In sum, Depositors has not met its burden of demonstrating that the allegations in the Arbitration Demand are cast "solely and entirely within the policy exclusion." See Acosta, 39 So. 3d at 574. Accordingly, Depositors has a duty to defend WTA in the underlying arbitration. Pursuant to Federal Rule of Civil Procedure 54(b), this Court may only direct entry of a final judgment as to fewer than all claims or parties if the Court determines that there is no just reason to delay entry of such final judgment. Here, while, the Court has granted WTA's motion for judgment on the pleadings as to Count I of the Complaint, multiple issues remain to be addressed, including Count II of the Complaint as to Allied and WTA's counterclaim. Accordingly, the Court will not enter final judgment at this time. See Fed. R. Civ. P. 54(b).

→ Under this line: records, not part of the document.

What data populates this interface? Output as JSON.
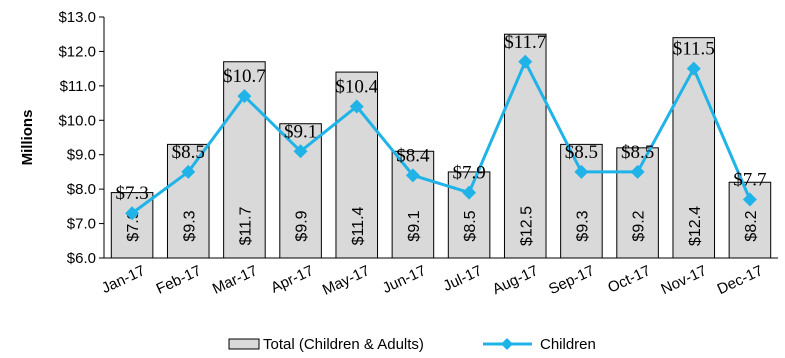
{
  "chart_data": {
    "type": "bar",
    "categories": [
      "Jan-17",
      "Feb-17",
      "Mar-17",
      "Apr-17",
      "May-17",
      "Jun-17",
      "Jul-17",
      "Aug-17",
      "Sep-17",
      "Oct-17",
      "Nov-17",
      "Dec-17"
    ],
    "series": [
      {
        "name": "Total (Children & Adults)",
        "type": "bar",
        "values": [
          7.9,
          9.3,
          11.7,
          9.9,
          11.4,
          9.1,
          8.5,
          12.5,
          9.3,
          9.2,
          12.4,
          8.2
        ],
        "labels": [
          "$7.9",
          "$9.3",
          "$11.7",
          "$9.9",
          "$11.4",
          "$9.1",
          "$8.5",
          "$12.5",
          "$9.3",
          "$9.2",
          "$12.4",
          "$8.2"
        ],
        "color": "#d9d9d9"
      },
      {
        "name": "Children",
        "type": "line",
        "values": [
          7.3,
          8.5,
          10.7,
          9.1,
          10.4,
          8.4,
          7.9,
          11.7,
          8.5,
          8.5,
          11.5,
          7.7
        ],
        "labels": [
          "$7.3",
          "$8.5",
          "$10.7",
          "$9.1",
          "$10.4",
          "$8.4",
          "$7.9",
          "$11.7",
          "$8.5",
          "$8.5",
          "$11.5",
          "$7.7"
        ],
        "color": "#1fb3e8"
      }
    ],
    "ylabel": "Millions",
    "ylim": [
      6.0,
      13.0
    ],
    "yticks": [
      "$6.0",
      "$7.0",
      "$8.0",
      "$9.0",
      "$10.0",
      "$11.0",
      "$12.0",
      "$13.0"
    ],
    "grid": false,
    "legend_position": "bottom"
  }
}
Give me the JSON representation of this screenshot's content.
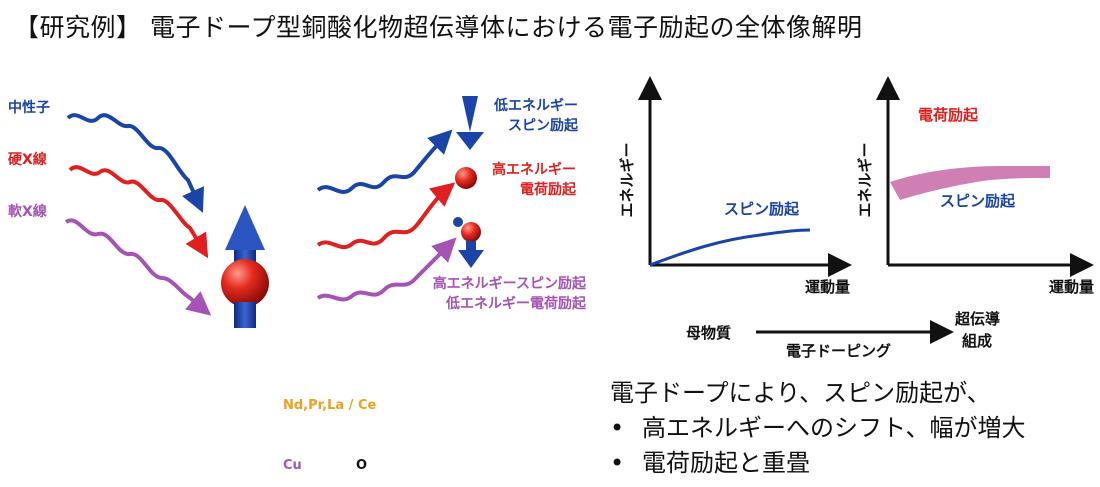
{
  "title": "【研究例】 電子ドープ型銅酸化物超伝導体における電子励起の全体像解明",
  "probes": [
    "中性子",
    "硬X線",
    "軟X線"
  ],
  "outgoing_labels": {
    "low_spin": [
      "低エネルギー",
      "スピン励起"
    ],
    "high_charge": [
      "高エネルギー",
      "電荷励起"
    ],
    "high_spin_low_charge": [
      "高エネルギースピン励起",
      "低エネルギー電荷励起"
    ]
  },
  "legend": {
    "nd_site": "Nd,Pr,La / Ce",
    "cu": "Cu",
    "o": "O"
  },
  "graphs": {
    "left": {
      "ylabel": "エネルギー",
      "xlabel": "運動量",
      "curve_label": "スピン励起"
    },
    "right": {
      "ylabel": "エネルギー",
      "xlabel": "運動量",
      "curve_label": "スピン励起",
      "top_label": "電荷励起"
    }
  },
  "doping_axis": {
    "start": "母物質",
    "arrow_label": "電子ドーピング",
    "end": [
      "超伝導",
      "組成"
    ]
  },
  "summary": {
    "lead": "電子ドープにより、スピン励起が、",
    "bullets": [
      "高エネルギーへのシフト、幅が増大",
      "電荷励起と重畳"
    ]
  },
  "colors": {
    "blue": "#1a44a8",
    "red": "#e02020",
    "purple": "#a553b4",
    "orange": "#f0a020",
    "pink": "#cf7fb4"
  }
}
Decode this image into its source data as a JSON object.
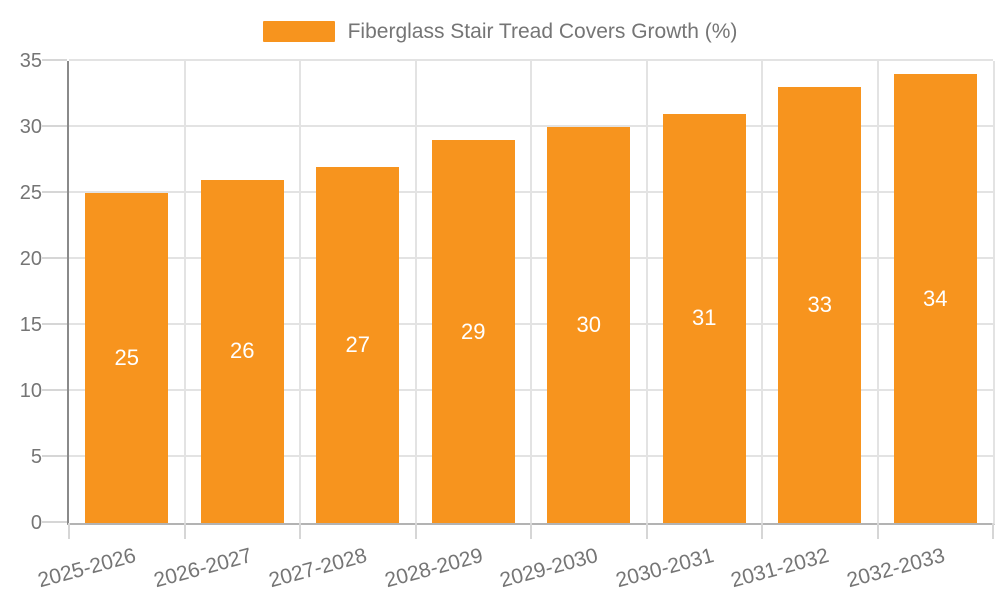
{
  "legend": {
    "label": "Fiberglass Stair Tread Covers Growth (%)"
  },
  "chart_data": {
    "type": "bar",
    "title": "Fiberglass Stair Tread Covers Growth (%)",
    "categories": [
      "2025-2026",
      "2026-2027",
      "2027-2028",
      "2028-2029",
      "2029-2030",
      "2030-2031",
      "2031-2032",
      "2032-2033"
    ],
    "values": [
      25,
      26,
      27,
      29,
      30,
      31,
      33,
      34
    ],
    "xlabel": "",
    "ylabel": "",
    "ylim": [
      0,
      35
    ],
    "yticks": [
      0,
      5,
      10,
      15,
      20,
      25,
      30,
      35
    ],
    "grid": true,
    "legend_position": "top-center",
    "value_labels_inside_bars": true,
    "colors": {
      "bar": "#f7941e",
      "value_label": "#ffffff",
      "axis_text": "#757575",
      "gridline": "#e3e3e3",
      "tick": "#d6d6d6",
      "y_axis_line": "#8a8a8a",
      "x_axis_line": "#b3b3b3",
      "plot_right_border": "#e3e3e3",
      "background": "#ffffff"
    }
  }
}
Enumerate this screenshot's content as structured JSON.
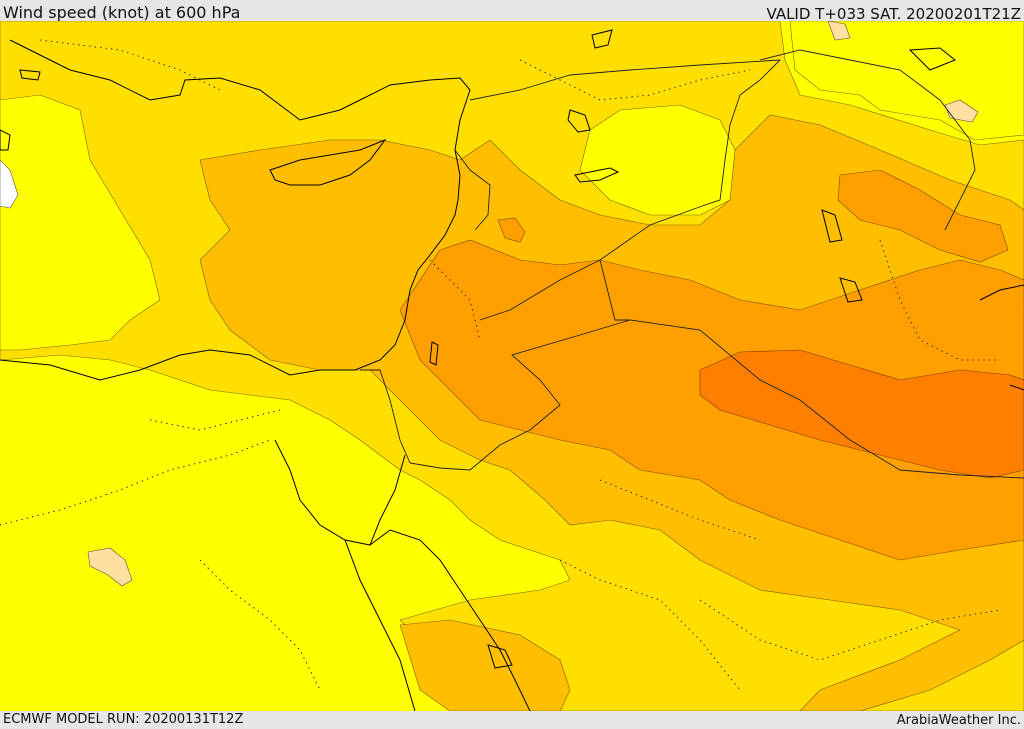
{
  "header": {
    "title": "Wind speed (knot) at 600 hPa",
    "valid": "VALID T+033 SAT. 20200201T21Z"
  },
  "footer": {
    "model_run": "ECMWF MODEL RUN: 20200131T12Z",
    "credit": "ArabiaWeather Inc."
  },
  "colors": {
    "band_lightest": "#ffff00",
    "band_2": "#ffdf00",
    "band_3": "#ffbf00",
    "band_4": "#ffa000",
    "band_5": "#ff8000",
    "band_low": "#ffe0a0",
    "coastline": "#000000",
    "border": "#333333"
  }
}
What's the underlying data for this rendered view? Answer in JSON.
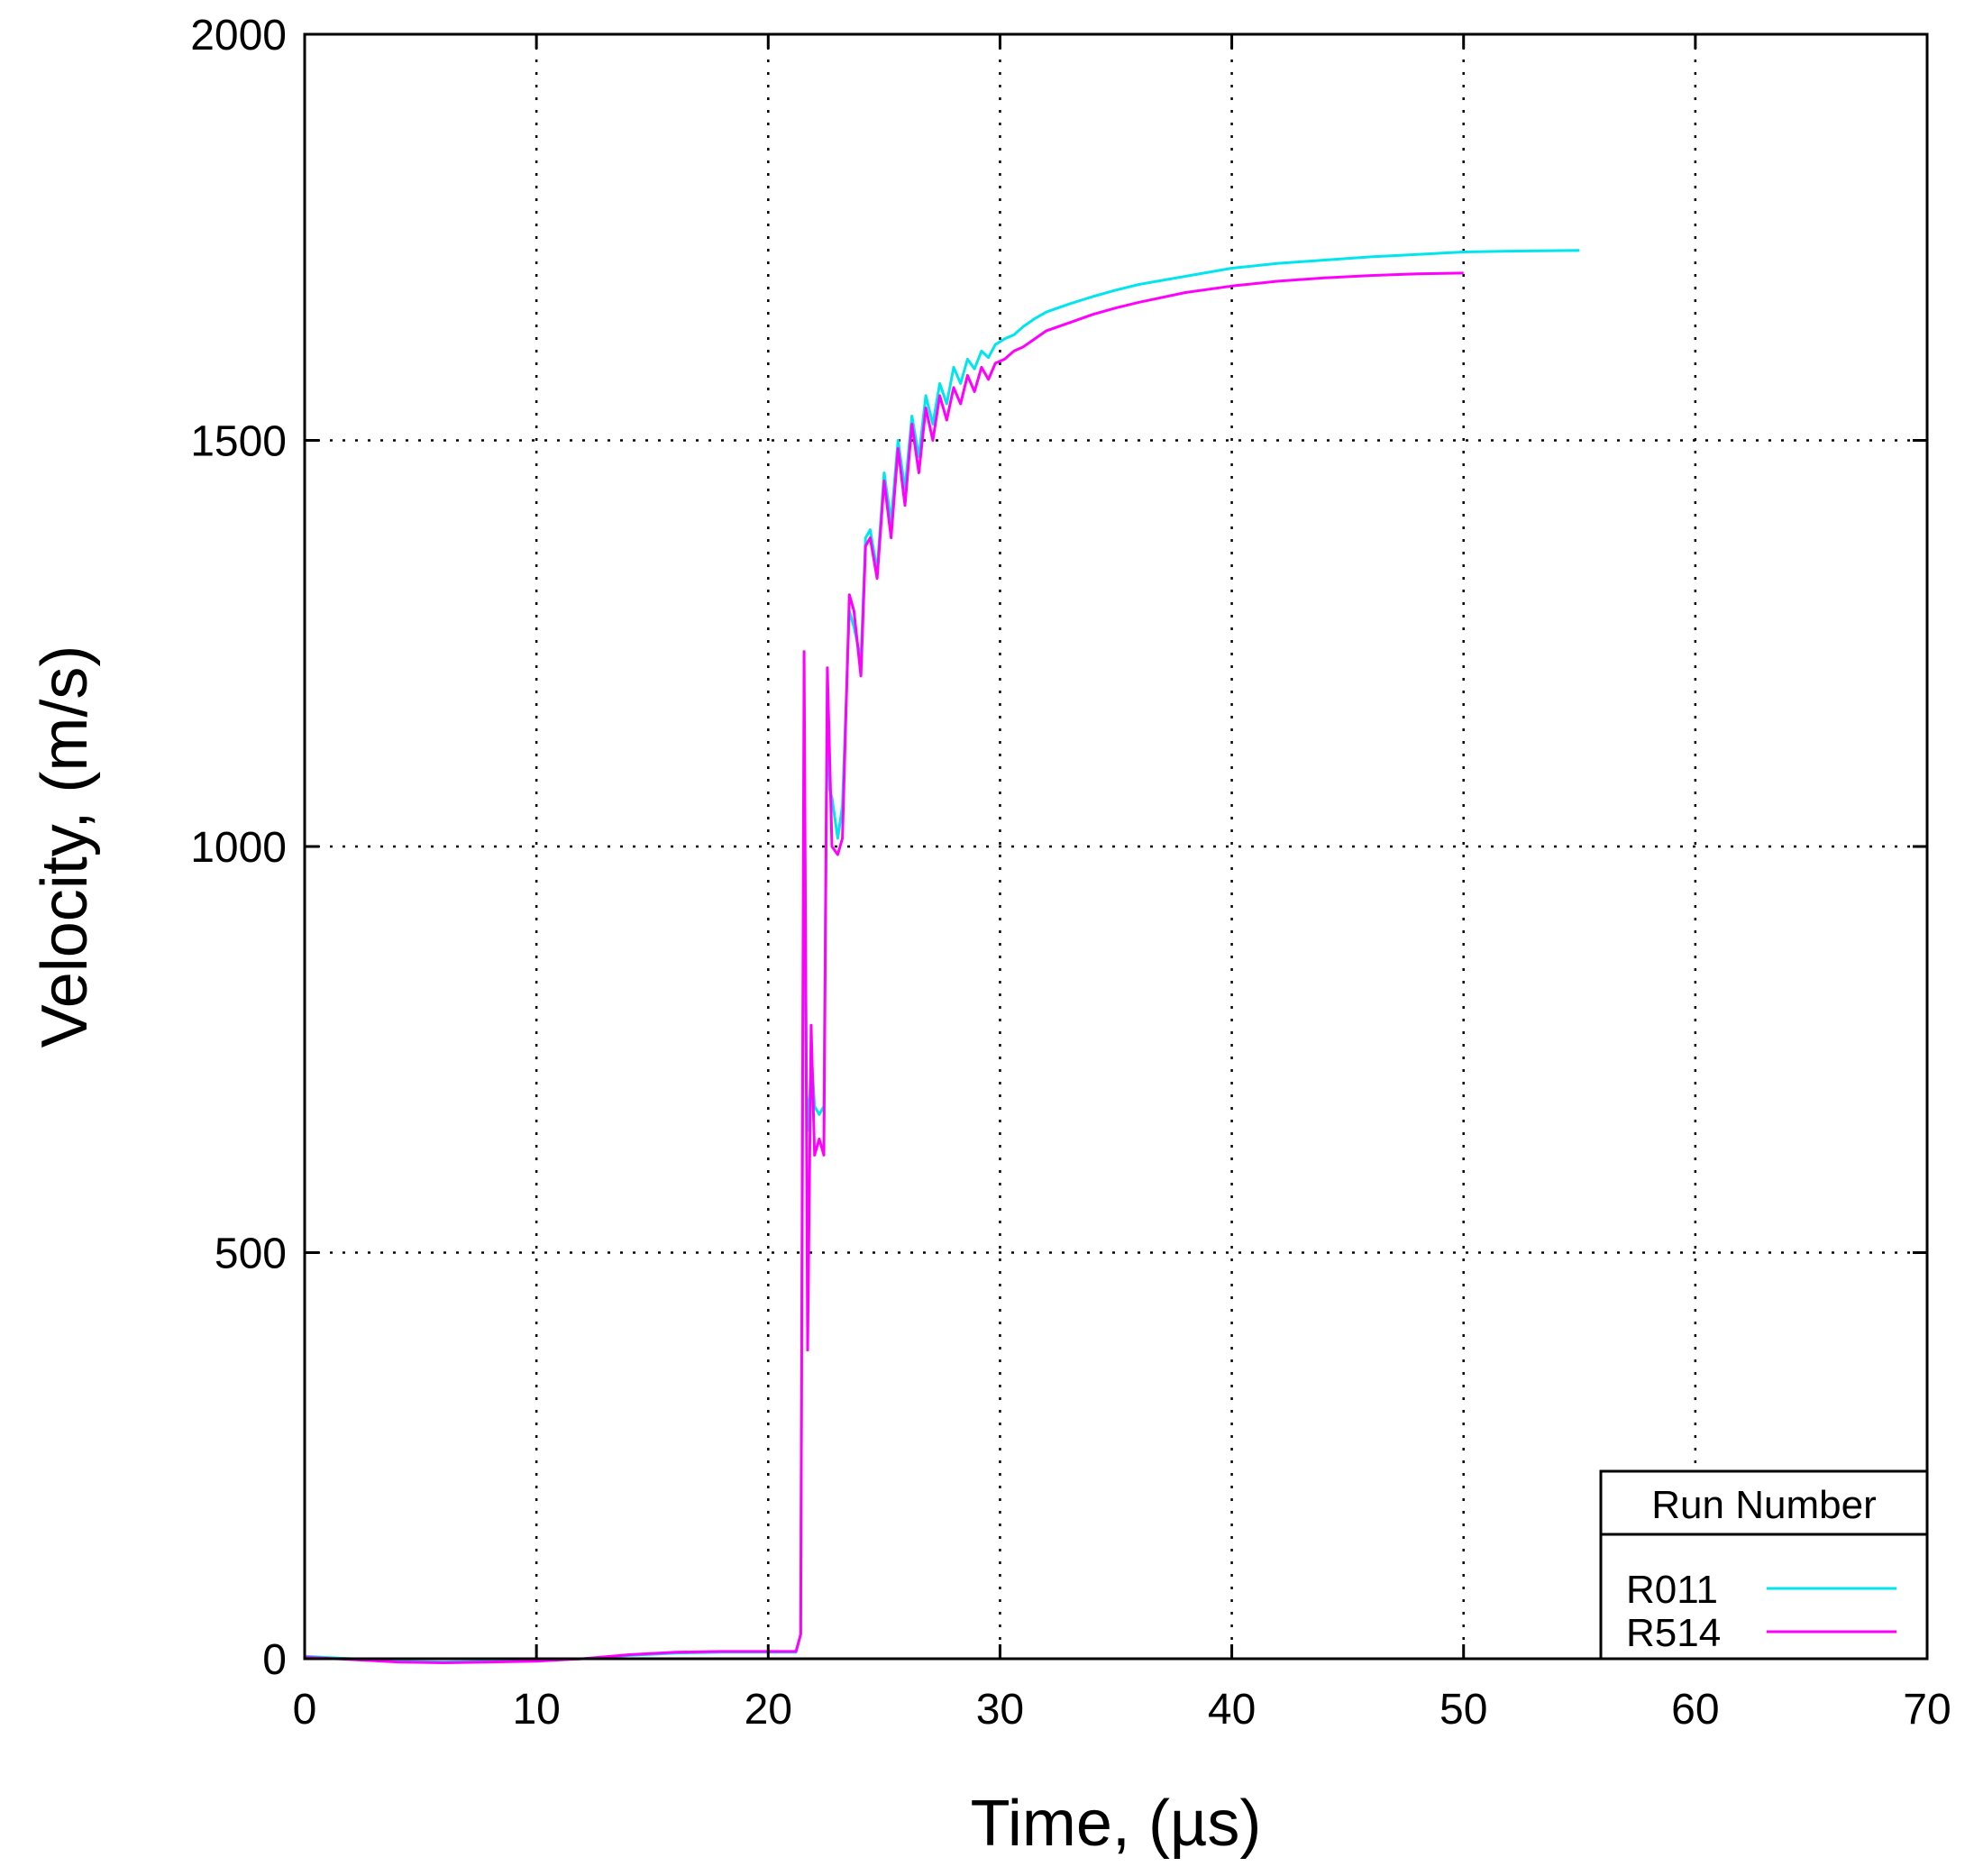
{
  "chart_data": {
    "type": "line",
    "xlabel": "Time, (µs)",
    "ylabel": "Velocity, (m/s)",
    "xlim": [
      0,
      70
    ],
    "ylim": [
      0,
      2000
    ],
    "xticks": [
      0,
      10,
      20,
      30,
      40,
      50,
      60,
      70
    ],
    "yticks": [
      0,
      500,
      1000,
      1500,
      2000
    ],
    "grid": true,
    "legend": {
      "title": "Run Number",
      "position": "bottom-right"
    },
    "series": [
      {
        "name": "R011",
        "color": "#00e5ee",
        "x": [
          0,
          2,
          4,
          6,
          8,
          10,
          12,
          14,
          16,
          18,
          20,
          21.2,
          21.4,
          21.55,
          21.65,
          21.75,
          21.85,
          22.0,
          22.2,
          22.4,
          22.55,
          22.65,
          22.75,
          23.0,
          23.2,
          23.5,
          23.7,
          24.0,
          24.2,
          24.4,
          24.7,
          25.0,
          25.3,
          25.6,
          25.9,
          26.2,
          26.5,
          26.8,
          27.1,
          27.4,
          27.7,
          28.0,
          28.3,
          28.6,
          28.9,
          29.2,
          29.5,
          29.8,
          30.2,
          30.6,
          31.0,
          31.5,
          32.0,
          33,
          34,
          35,
          36,
          38,
          40,
          42,
          44,
          46,
          48,
          50,
          52,
          55
        ],
        "y": [
          3,
          0,
          -3,
          -4,
          -3,
          -2,
          0,
          4,
          7,
          8,
          8,
          8,
          30,
          1150,
          700,
          650,
          750,
          680,
          670,
          680,
          1200,
          1070,
          1060,
          1010,
          1050,
          1290,
          1270,
          1230,
          1380,
          1390,
          1340,
          1460,
          1400,
          1500,
          1440,
          1530,
          1480,
          1555,
          1520,
          1570,
          1545,
          1590,
          1570,
          1600,
          1588,
          1610,
          1602,
          1618,
          1625,
          1630,
          1640,
          1650,
          1658,
          1668,
          1677,
          1685,
          1692,
          1702,
          1712,
          1718,
          1722,
          1726,
          1729,
          1732,
          1733,
          1734
        ]
      },
      {
        "name": "R514",
        "color": "#ff00ff",
        "x": [
          0,
          2,
          4,
          6,
          8,
          10,
          12,
          14,
          16,
          18,
          20,
          21.2,
          21.4,
          21.55,
          21.7,
          21.85,
          22.0,
          22.2,
          22.4,
          22.55,
          22.75,
          23.0,
          23.2,
          23.5,
          23.7,
          24.0,
          24.2,
          24.4,
          24.7,
          25.0,
          25.3,
          25.6,
          25.9,
          26.2,
          26.5,
          26.8,
          27.1,
          27.4,
          27.7,
          28.0,
          28.3,
          28.6,
          28.9,
          29.2,
          29.5,
          29.8,
          30.2,
          30.6,
          31.0,
          31.5,
          32.0,
          33,
          34,
          35,
          36,
          38,
          40,
          42,
          44,
          46,
          48,
          50
        ],
        "y": [
          2,
          -1,
          -4,
          -5,
          -4,
          -3,
          0,
          5,
          8,
          9,
          9,
          9,
          30,
          1240,
          380,
          780,
          620,
          640,
          620,
          1220,
          1000,
          990,
          1010,
          1310,
          1290,
          1210,
          1370,
          1380,
          1330,
          1450,
          1380,
          1490,
          1420,
          1520,
          1460,
          1540,
          1500,
          1555,
          1525,
          1565,
          1545,
          1580,
          1560,
          1590,
          1575,
          1595,
          1600,
          1610,
          1615,
          1625,
          1635,
          1645,
          1655,
          1663,
          1670,
          1682,
          1690,
          1696,
          1700,
          1703,
          1705,
          1706
        ]
      }
    ]
  }
}
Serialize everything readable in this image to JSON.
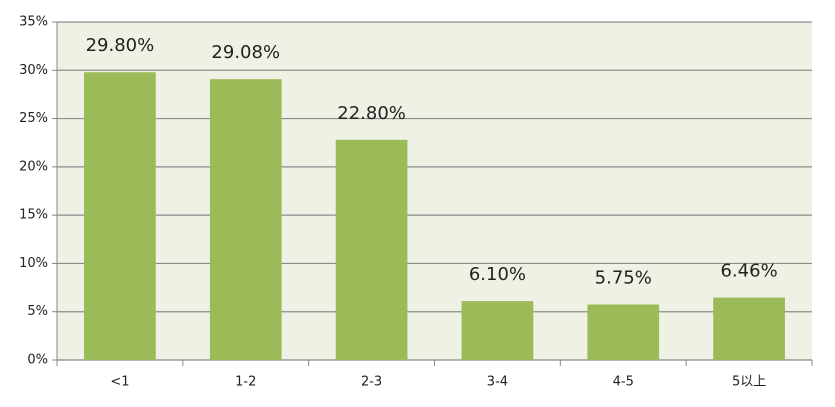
{
  "chart_data": {
    "type": "bar",
    "categories": [
      "<1",
      "1-2",
      "2-3",
      "3-4",
      "4-5",
      "5以上"
    ],
    "values": [
      29.8,
      29.08,
      22.8,
      6.1,
      5.75,
      6.46
    ],
    "value_labels": [
      "29.80%",
      "29.08%",
      "22.80%",
      "6.10%",
      "5.75%",
      "6.46%"
    ],
    "color": "#9bbb59",
    "ylim": [
      0,
      35
    ],
    "yticks": [
      {
        "value": 0,
        "label": "0%"
      },
      {
        "value": 5,
        "label": "5%"
      },
      {
        "value": 10,
        "label": "10%"
      },
      {
        "value": 15,
        "label": "15%"
      },
      {
        "value": 20,
        "label": "20%"
      },
      {
        "value": 25,
        "label": "25%"
      },
      {
        "value": 30,
        "label": "30%"
      },
      {
        "value": 35,
        "label": "35%"
      }
    ],
    "grid": true
  }
}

The Court takes no position on the insurers’ duty to indemnify WTA, as that is a separate issue. See St. Paul Fire & Marine Ins. Co. v. Rosen Millennium, Inc., 337 F. Supp. 3d 1176, 1183 (M.D. Fla. 2018) ("An insurer's duty to defend is distinct from and broader than the duty to indemnify.").
Accordingly, it is now
ORDERED , ADJUDGED , and DECREED :
Plaintiffs’ Motion for Judgment on the Pleadings (Doc. # 37) is DENIED. Defendant's Motion for Judgment on the Pleadings as to Depositors Insurance Company (Doc. # 38) is GRANTED.
DONE and ORDERED in Chambers in Tampa, Florida, this 14th day of December, 2021.